# Lucid Dreaming > Attaining Lucidity > Induction Techniques >  >  how to focus during lucid dream mild mantra?

## kamenriderbaron

when I repeat my mantra at night, my mind wanders and I end up not really focusing on my mantra and I believe this is the reason why I do not end up becoming lucid when I try mild, how can I focus on my mantra and not let my mind wander

----------


## MisakaMikoto

Hi,

You can try some relaxation or meditation techniques to calm your mind and be at ease when focusing on single thought.
Aswell you can try various other things:
- Increase amount of focus you put on mantra
- Count to 100 while keeping whole focus on counting and then try mantra (I think it is some kind of relaxation technique.)
- Practice focus during daytime (It will become easier to focus when you will have behind you solid or non-solid yet consistent practice of focusing  :Cheeky: )

Also remember about a few other things that MILD Technique includes: Having confidence in technique, being consistent with practices, being mindful of meaning of the words said in mantra, mindfulness when saying out (Mindfulness aka don't make saying out mantra kinda automatic) and positive attitude.
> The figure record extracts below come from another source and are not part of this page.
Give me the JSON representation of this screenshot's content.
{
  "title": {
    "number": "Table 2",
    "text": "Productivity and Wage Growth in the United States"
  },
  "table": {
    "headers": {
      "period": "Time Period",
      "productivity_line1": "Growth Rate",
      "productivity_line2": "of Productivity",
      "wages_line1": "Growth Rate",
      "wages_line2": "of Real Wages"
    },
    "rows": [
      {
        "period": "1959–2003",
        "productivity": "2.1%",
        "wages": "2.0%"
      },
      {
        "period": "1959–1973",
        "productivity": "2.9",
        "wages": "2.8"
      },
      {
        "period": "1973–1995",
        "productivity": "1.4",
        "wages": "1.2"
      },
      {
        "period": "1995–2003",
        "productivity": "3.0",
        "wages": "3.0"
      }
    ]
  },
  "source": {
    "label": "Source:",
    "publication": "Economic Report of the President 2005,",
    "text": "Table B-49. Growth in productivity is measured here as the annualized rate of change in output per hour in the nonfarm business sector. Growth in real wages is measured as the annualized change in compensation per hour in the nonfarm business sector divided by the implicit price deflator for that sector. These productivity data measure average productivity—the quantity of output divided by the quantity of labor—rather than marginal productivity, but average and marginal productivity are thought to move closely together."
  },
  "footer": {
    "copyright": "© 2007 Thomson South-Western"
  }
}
I suggest you reading up this tutorial:
http://www.dreamviews.com/attaining-...technique.html

----------


## kamenriderbaron

how can you really focus during the mantra?

----------


## Bobblehat

I think SLaB said the main thing was that your intent is strong. Or was that someone on here? Oh well. I think the important thing is that the intention is there and you really mean it rather than saying a mantra five million times like an automaton.

----------